她雪白的胸脯、小腹、大腿,甚至脸颊、唇角,全被一层厚厚的白浊覆盖,像裹了一层奶油般淫靡。
她喘息未定,小舌却已伸出,在唇边轻轻打圈,舔去嘴角的精液,声音软得发颤:
“好浪费……让玉儿用嘴接住嘛~爹爹射这么多……都浪费了……”
顾砚舟起身,婵玉儿却一把拉住他手臂,眼神迷离中带着不舍:
“你还硬着呢~再来一次嘛……玉儿还想要……”
顾砚舟低笑,俯身在她唇上轻啄一口,却没再继续。他转身从一旁拿起婵玉儿先前被扯烂的衣裙,随手擦拭肉棒上的残液,声音低沉:
“我想云鹤娘亲了。
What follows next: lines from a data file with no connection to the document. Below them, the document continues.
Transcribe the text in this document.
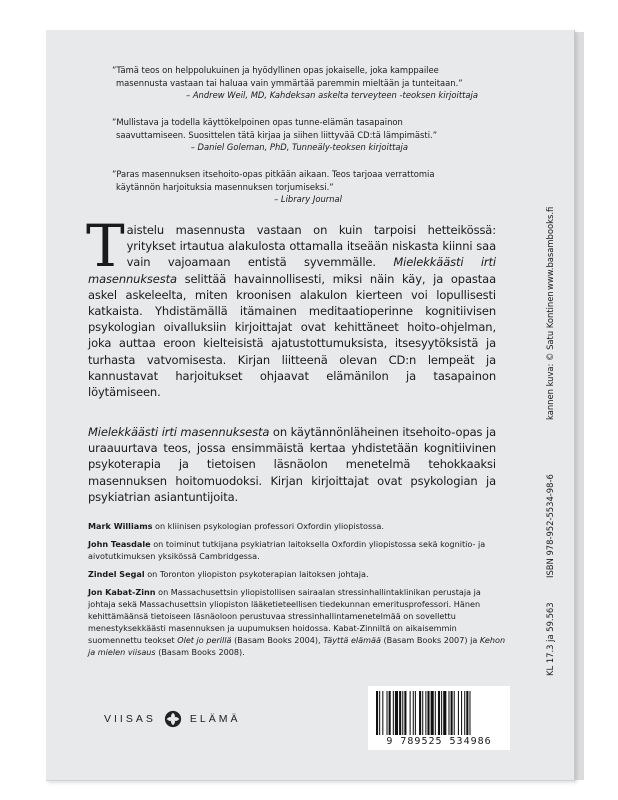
”Tämä teos on helppolukuinen ja hyödyllinen opas jokaiselle, joka kamppailee
masennusta vastaan tai haluaa vain ymmärtää paremmin mieltään ja tunteitaan.”
– Andrew Weil, MD, Kahdeksan askelta terveyteen -teoksen kirjoittaja
”Mullistava ja todella käyttökelpoinen opas tunne-elämän tasapainon
saavuttamiseen. Suosittelen tätä kirjaa ja siihen liittyvää CD:tä lämpimästi.”
– Daniel Goleman, PhD, Tunneäly-teoksen kirjoittaja
”Paras masennuksen itsehoito-opas pitkään aikaan. Teos tarjoaa verrattomia
käytännön harjoituksia masennuksen torjumiseksi.”
– Library Journal
Taistelu masennusta vastaan on kuin tarpoisi hetteikössä: yritykset irtautua alakulosta ottamalla itseään niskasta kiinni saa vain vajoamaan entistä syvemmälle. Mielekkäästi irti masennuksesta selittää havainnollisesti, miksi näin käy, ja opastaa askel askeleelta, miten kroonisen alakulon kierteen voi lopullisesti katkaista. Yhdistämällä itämainen meditaatioperinne kognitiivisen psykologian oivalluksiin kirjoittajat ovat kehittäneet hoito-ohjelman, joka auttaa eroon kielteisistä ajatustottumuksista, itsesyytöksistä ja turhasta vatvomisesta. Kirjan liitteenä olevan CD:n lempeät ja kannustavat harjoitukset ohjaavat elämänilon ja tasapainon löytämiseen.
Mielekkäästi irti masennuksesta on käytännönläheinen itsehoito-opas ja uraauurtava teos, jossa ensimmäistä kertaa yhdistetään kognitiivinen psykoterapia ja tietoisen läsnäolon menetelmä tehokkaaksi masennuksen hoitomuodoksi. Kirjan kirjoittajat ovat psykologian ja psykiatrian asiantuntijoita.
Mark Williams on kliinisen psykologian professori Oxfordin yliopistossa.
John Teasdale on toiminut tutkijana psykiatrian laitoksella Oxfordin yliopistossa sekä kognitio- ja aivotutkimuksen yksikössä Cambridgessa.
Zindel Segal on Toronton yliopiston psykoterapian laitoksen johtaja.
Jon Kabat-Zinn on Massachusettsin yliopistollisen sairaalan stressinhallintaklinikan perustaja ja johtaja sekä Massachusettsin yliopiston lääketieteellisen tiedekunnan emeritusprofessori. Hänen kehittämäänsä tietoiseen läsnäoloon perustuvaa stressinhallintamenetelmää on sovellettu menestyksekkäästi masennuksen ja uupumuksen hoidossa. Kabat-Zinniltä on aikaisemmin suomennettu teokset Olet jo perillä (Basam Books 2004), Täyttä elämää (Basam Books 2007) ja Kehon ja mielen viisaus (Basam Books 2008).
www.basambooks.fi
kannen kuva: © Satu Kontinen
ISBN 978-952-5534-98-6
KL 17.3 ja 59.563
VIISAS	ELÄMÄ
9 789525 534986
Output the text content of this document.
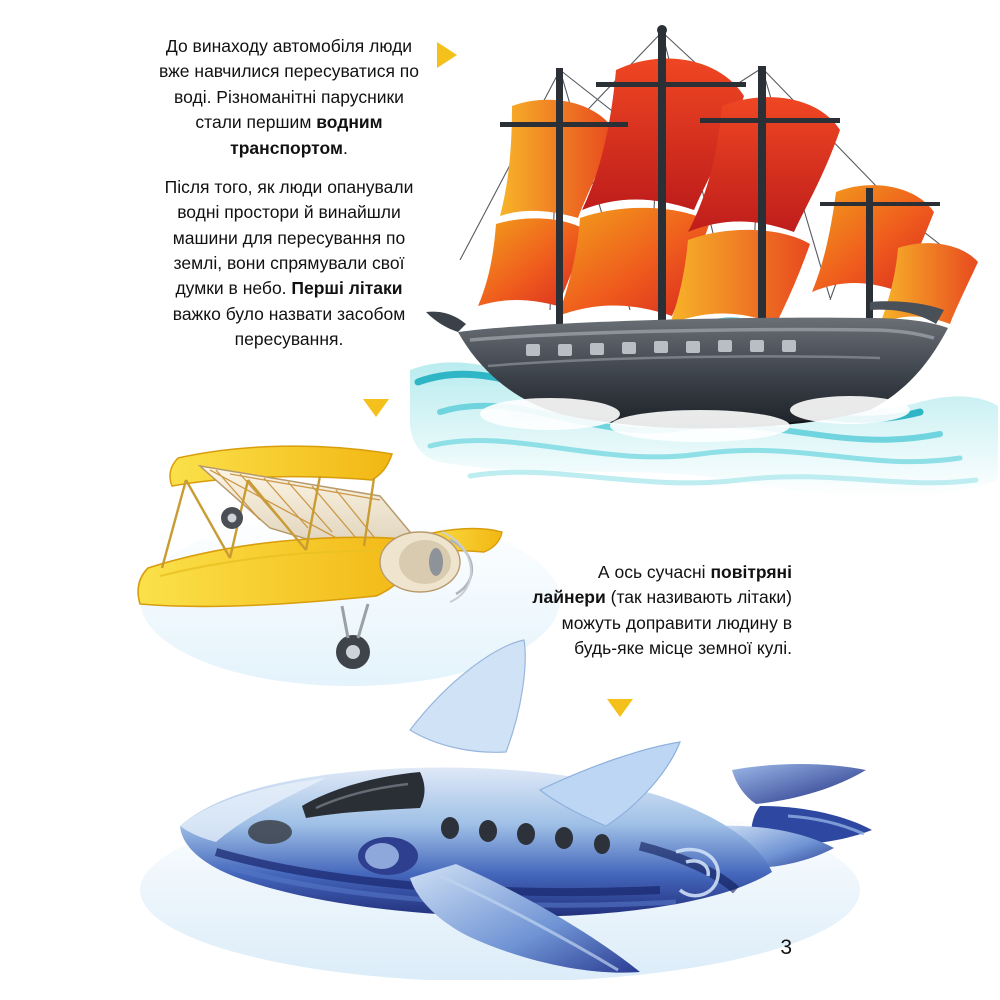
До винаходу автомобіля люди вже навчилися пересуватися по воді. Різноманітні парусники стали першим водним транспортом.

Після того, як люди опанували водні простори й винайшли машини для пересування по землі, вони спрямували свої думки в небо. Перші літаки важко було назвати засобом пересування.

А ось сучасні повітряні лайнери (так називають літаки) можуть доправити людину в будь-яке місце земної кулі.

3
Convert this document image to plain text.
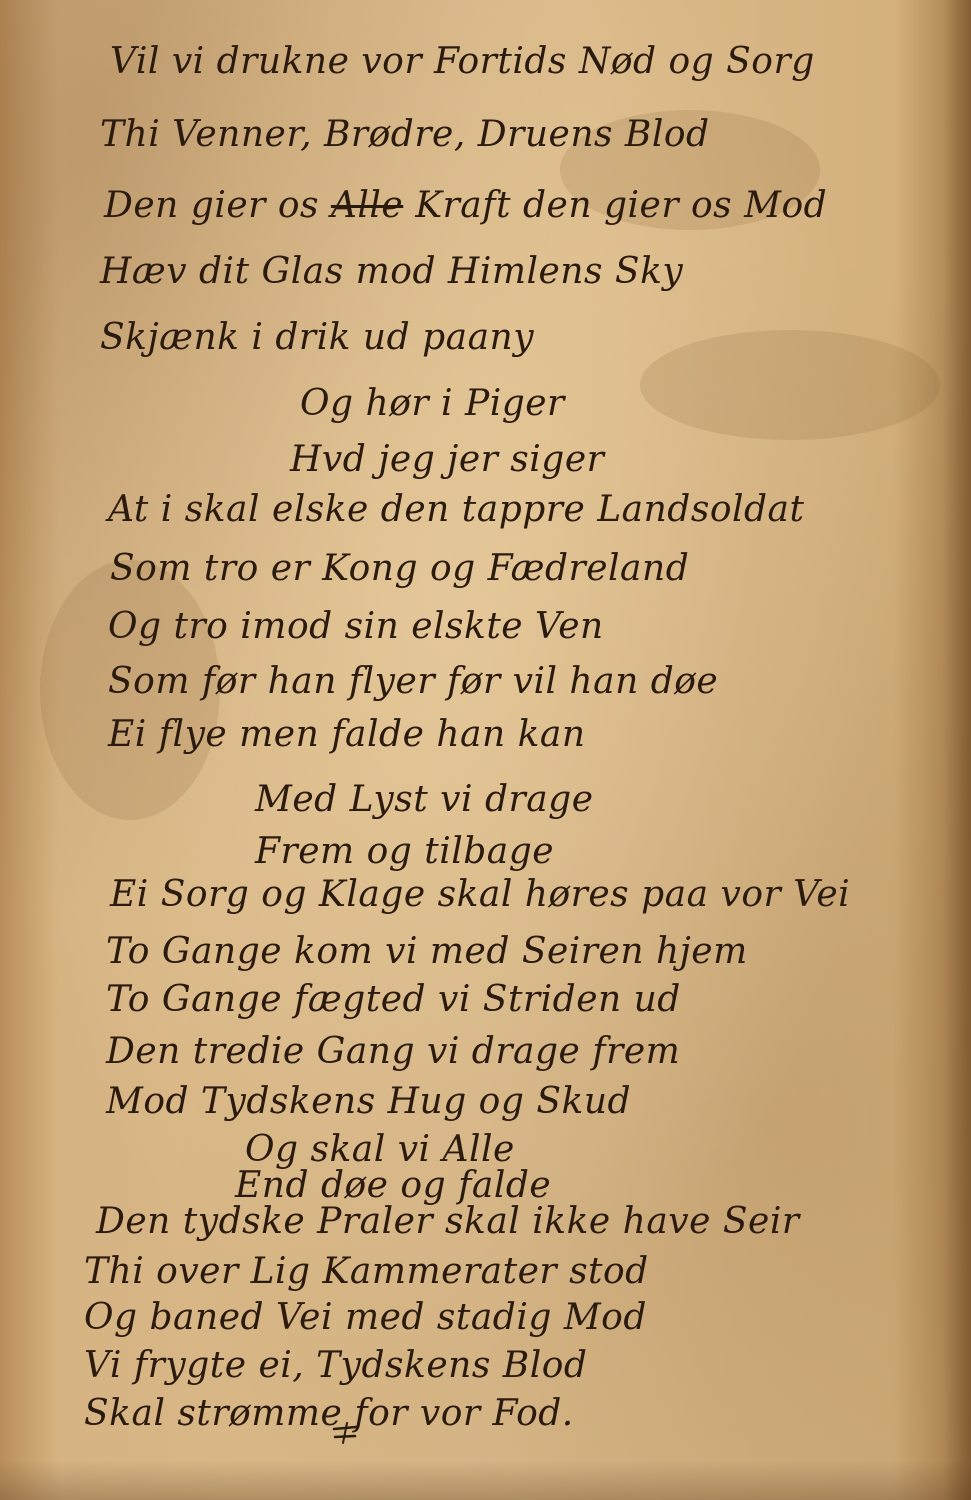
Vil vi drukne vor Fortids Nød og Sorg

Thi Venner, Brødre, Druens Blod

Den gier os Alle Kraft den gier os Mod

Hæv dit Glas mod Himlens Sky

Skjænk i drik ud paany

Og hør i Piger

Hvd jeg jer siger

At i skal elske den tappre Landsoldat

Som tro er Kong og Fædreland

Og tro imod sin elskte Ven

Som før han flyer før vil han døe

Ei flye men falde han kan

Med Lyst vi drage

Frem og tilbage

Ei Sorg og Klage skal høres paa vor Vei

To Gange kom vi med Seiren hjem

To Gange fægted vi Striden ud

Den tredie Gang vi drage frem

Mod Tydskens Hug og Skud

Og skal vi Alle

End døe og falde

Den tydske Praler skal ikke have Seir

Thi over Lig Kammerater stod

Og baned Vei med stadig Mod

Vi frygte ei, Tydskens Blod

Skal strømme for vor Fod.
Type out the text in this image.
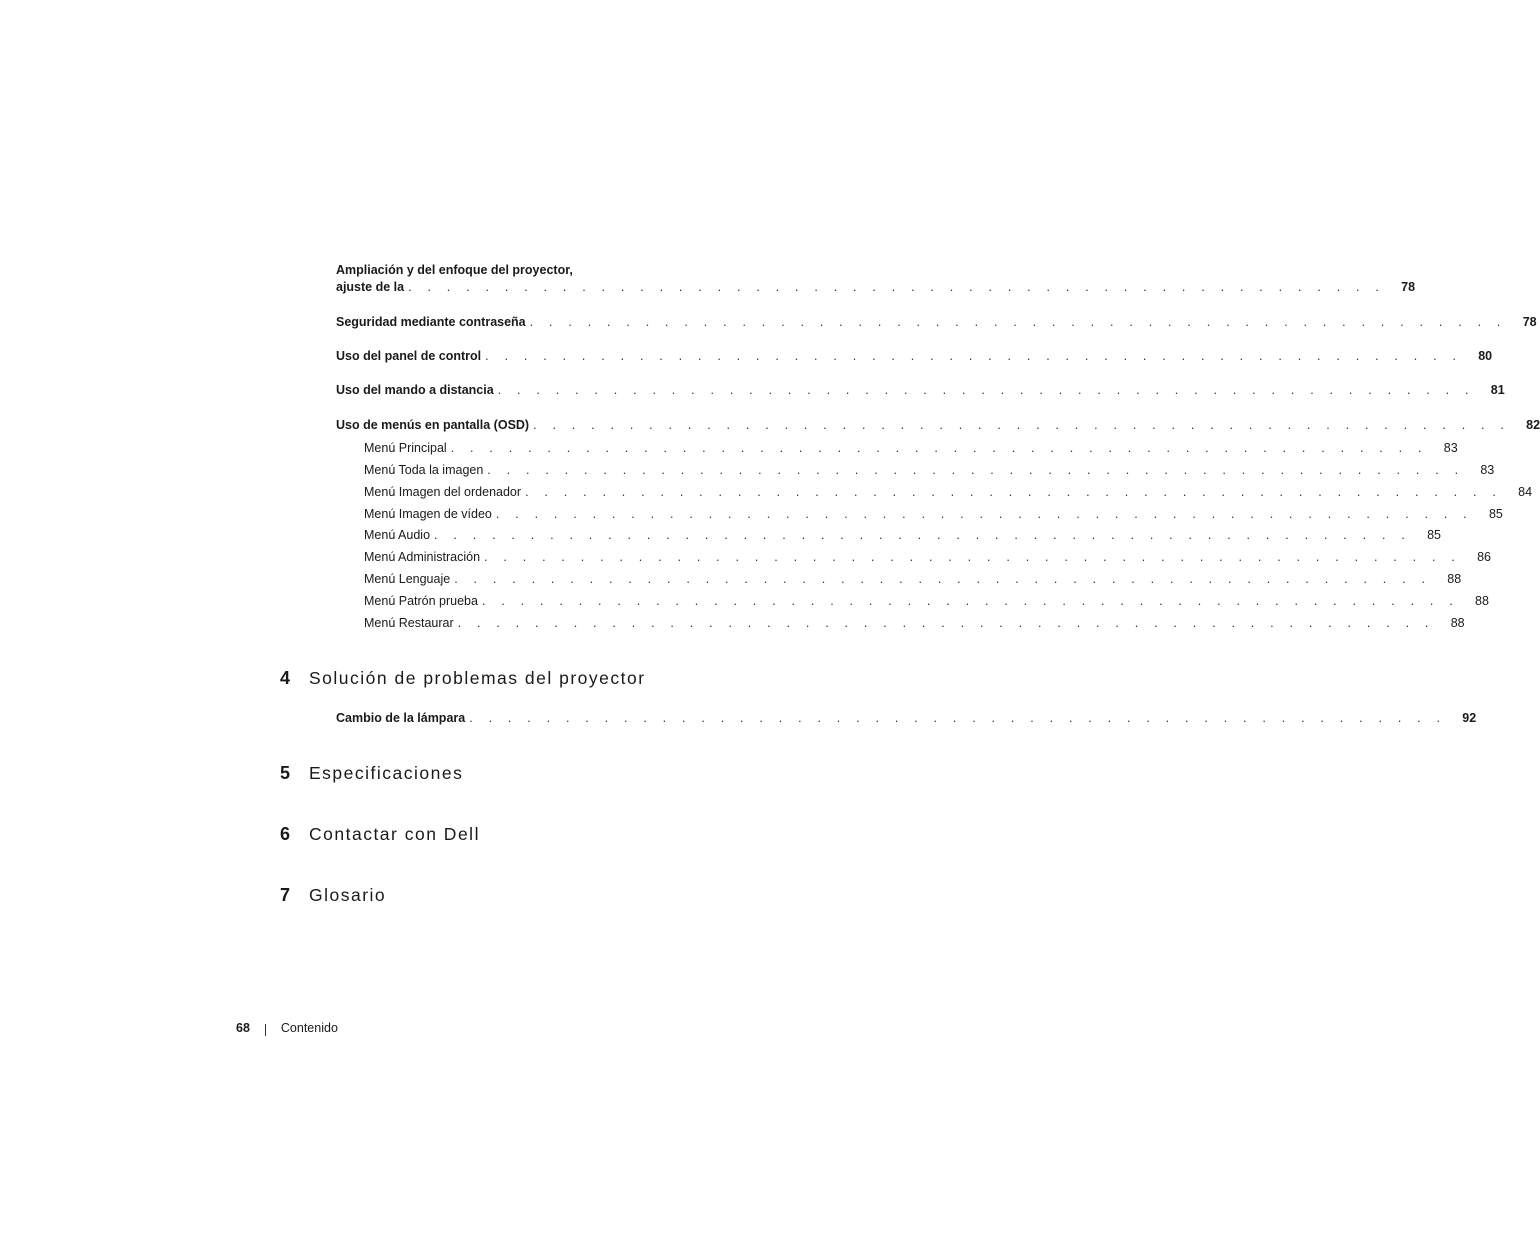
Ampliación y del enfoque del proyector,
ajuste de la . . . . . . . . . . . . . . . . . . . . . . . . . . . . . . . . . . . . . . . . . . . . . . . . . . .	78
Seguridad mediante contraseña . . . . . . . . . . . . . . . . . . . . . . . . . . . . . . . . . . . . . . . . . . . . . . . . . . .	78
Uso del panel de control . . . . . . . . . . . . . . . . . . . . . . . . . . . . . . . . . . . . . . . . . . . . . . . . . . .	80
Uso del mando a distancia . . . . . . . . . . . . . . . . . . . . . . . . . . . . . . . . . . . . . . . . . . . . . . . . . . .	81
Uso de menús en pantalla (OSD) . . . . . . . . . . . . . . . . . . . . . . . . . . . . . . . . . . . . . . . . . . . . . . . . . . .	82
Menú Principal . . . . . . . . . . . . . . . . . . . . . . . . . . . . . . . . . . . . . . . . . . . . . . . . . . .	83
Menú Toda la imagen . . . . . . . . . . . . . . . . . . . . . . . . . . . . . . . . . . . . . . . . . . . . . . . . . . .	83
Menú Imagen del ordenador . . . . . . . . . . . . . . . . . . . . . . . . . . . . . . . . . . . . . . . . . . . . . . . . . . .	84
Menú Imagen de vídeo . . . . . . . . . . . . . . . . . . . . . . . . . . . . . . . . . . . . . . . . . . . . . . . . . . .	85
Menú Audio . . . . . . . . . . . . . . . . . . . . . . . . . . . . . . . . . . . . . . . . . . . . . . . . . . .	85
Menú Administración . . . . . . . . . . . . . . . . . . . . . . . . . . . . . . . . . . . . . . . . . . . . . . . . . . .	86
Menú Lenguaje . . . . . . . . . . . . . . . . . . . . . . . . . . . . . . . . . . . . . . . . . . . . . . . . . . .	88
Menú Patrón prueba . . . . . . . . . . . . . . . . . . . . . . . . . . . . . . . . . . . . . . . . . . . . . . . . . . .	88
Menú Restaurar . . . . . . . . . . . . . . . . . . . . . . . . . . . . . . . . . . . . . . . . . . . . . . . . . . .	88
4	Solución de problemas del proyector
Cambio de la lámpara . . . . . . . . . . . . . . . . . . . . . . . . . . . . . . . . . . . . . . . . . . . . . . . . . . .	92
5	Especificaciones
6	Contactar con Dell
7	Glosario
68 Contenido
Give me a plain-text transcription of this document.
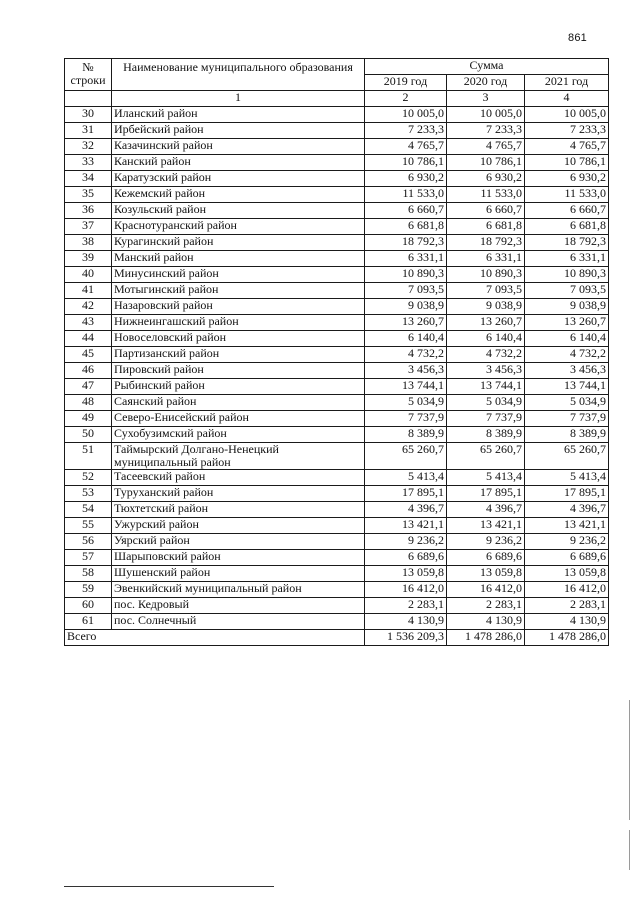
861
№ строки	Наименование муниципального образования	Сумма		
		2019 год	2020 год	2021 год
	1	2	3	4
30	Иланский район	10 005,0	10 005,0	10 005,0
31	Ирбейский район	7 233,3	7 233,3	7 233,3
32	Казачинский район	4 765,7	4 765,7	4 765,7
33	Канский район	10 786,1	10 786,1	10 786,1
34	Каратузский район	6 930,2	6 930,2	6 930,2
35	Кежемский район	11 533,0	11 533,0	11 533,0
36	Козульский район	6 660,7	6 660,7	6 660,7
37	Краснотуранский район	6 681,8	6 681,8	6 681,8
38	Курагинский район	18 792,3	18 792,3	18 792,3
39	Манский район	6 331,1	6 331,1	6 331,1
40	Минусинский район	10 890,3	10 890,3	10 890,3
41	Мотыгинский район	7 093,5	7 093,5	7 093,5
42	Назаровский район	9 038,9	9 038,9	9 038,9
43	Нижнеингашский район	13 260,7	13 260,7	13 260,7
44	Новоселовский район	6 140,4	6 140,4	6 140,4
45	Партизанский район	4 732,2	4 732,2	4 732,2
46	Пировский район	3 456,3	3 456,3	3 456,3
47	Рыбинский район	13 744,1	13 744,1	13 744,1
48	Саянский район	5 034,9	5 034,9	5 034,9
49	Северо-Енисейский район	7 737,9	7 737,9	7 737,9
50	Сухобузимский район	8 389,9	8 389,9	8 389,9
51	Таймырский Долгано-Ненецкий муниципальный район	65 260,7	65 260,7	65 260,7
52	Тасеевский район	5 413,4	5 413,4	5 413,4
53	Туруханский район	17 895,1	17 895,1	17 895,1
54	Тюхтетский район	4 396,7	4 396,7	4 396,7
55	Ужурский район	13 421,1	13 421,1	13 421,1
56	Уярский район	9 236,2	9 236,2	9 236,2
57	Шарыповский район	6 689,6	6 689,6	6 689,6
58	Шушенский район	13 059,8	13 059,8	13 059,8
59	Эвенкийский муниципальный район	16 412,0	16 412,0	16 412,0
60	пос. Кедровый	2 283,1	2 283,1	2 283,1
61	пос. Солнечный	4 130,9	4 130,9	4 130,9
Всего		1 536 209,3	1 478 286,0	1 478 286,0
”
婵玉儿一怔,撑起身子:“娘亲?”
顾砚舟嗯了一声,语气难得带了点柔软:“我认了云鹤真人为干娘。”
婵玉儿眼波流转,轻轻笑了:“也好……那玉儿也跟着砚舟弟弟去见见干娘~”
顾砚舟没拒绝,转身走向屋内隔间清洗。
没过片刻,婵玉儿也赤着身子钻了进来,娇声撒娇:“一起洗嘛~玉儿身上全是爹爹的味道……要洗干净了才好见人呢。”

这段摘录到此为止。